Lars Anker Moeller avait l'habitude de pouvoir emmener les touristes chaque année lors de sa balade de cinq jours en traîneau à chiens, lorsqu'il a commencé à travailler pour le voyagiste Arctic-Dream il y a plus de dix ans.

Maintenant, Moeller doit souvent emmener ses clients sur d'autres itinéraires en raison du manque de glace.

Mais il y a une doublure en argent.

Le retrait des glaces plus tôt dans l’année libère l’accès aux zones qui étaient auparavant enfermées plus longtemps et a permis à Moeller de lancer des excursions en bateau pour les touristes beaucoup plus tôt dans la saison estivale, a déclaré le Danois, âgé de 45 ans.

"Au lieu de trois mois, nous pouvons aller (sur des bateaux) quatre ou cinq mois", a déclaré Moeller.

En outre, les poissons comme le maquereau, qui ne se trouvent généralement pas dans l'eau de mer glacée du Groenland, sont maintenant abondants - un avantage pour l'industrie de la pêche locale, ont déclaré Moeller et Nielsen.

M. Moeller a également cité un autre avantage temporaire que le tourisme avait apporté au changement climatique: les gens veulent voir la calotte glaciaire avant qu'il ne soit trop tard.

"Allez voir les glaciers avant qu'ils ne disparaissent. C'est ce que vous entendez encore et encore", a déclaré Moeller.

Une première étude du genre, réalisée en décembre par l'Université de Copenhague, l'Université du Groenland et l'Institut de recherche sur l'économie urbaine Kraks Fond, visait à brosser un tableau de la façon dont les habitants du Groenland perçoivent le changement climatique.

L'étude a révélé que plus de quatre résidents sur dix pensent que le changement climatique leur nuira, tandis qu'un sur dix pense qu'ils en bénéficieront.

"Nos résultats indiquent que le changement climatique concerne personnellement la plupart des habitants de la région et que la majorité d'entre eux vit déjà la situation", a déclaré à Reuters Kelton Minor, l'un des auteurs de l'enquête, dans un entretien téléphonique avec Nuuk.
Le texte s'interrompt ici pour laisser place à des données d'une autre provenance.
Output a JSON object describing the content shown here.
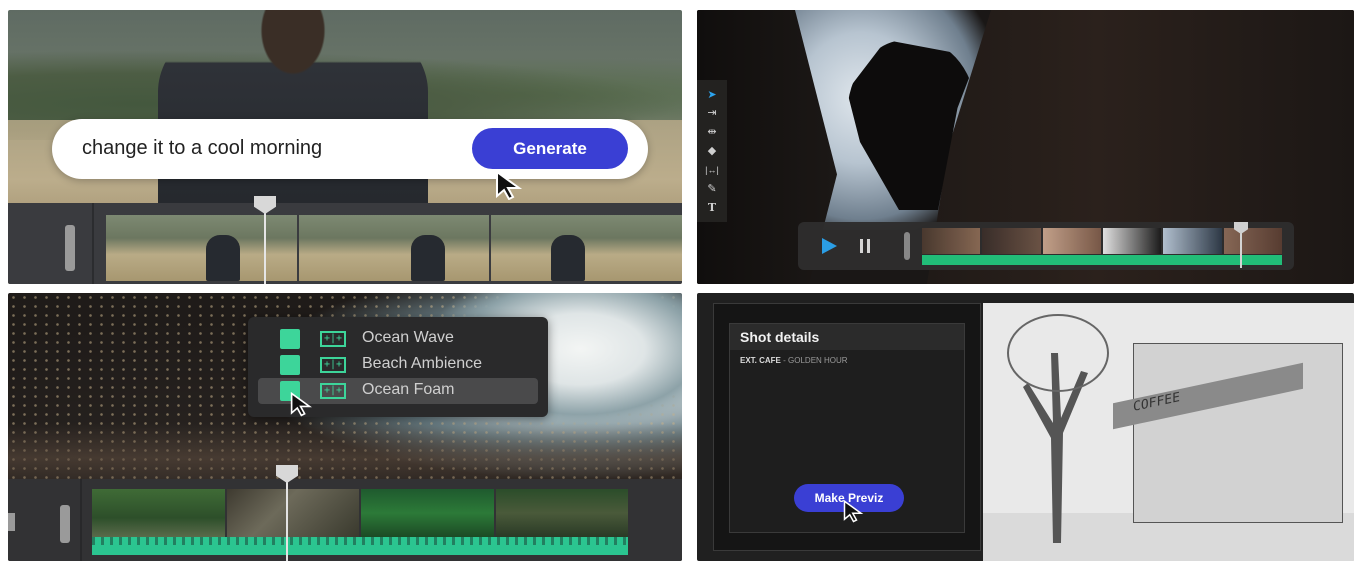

Pour beaucoup au Groenland, c'est une réalité quotidienne. "Environ huit résidents sur dix déclarent avoir vécu directement le changement climatique, plus de 60% pensent que c'est extrêmement important ou très important pour eux personnellement ... et un peu moins de la moitié de la population pense que le changement climatique leur nuira", a déclaré Minor. .

Malgré les nouveaux défis posés par le changement climatique, les habitants du Groenland sont réputés pour leur résilience.

"Ce qui est beau, c'est que les Groenlandais ont toujours su s'adapter, de sorte qu'ils survivront malgré tout, peu importe ce qui se passera", a déclaré Moeller.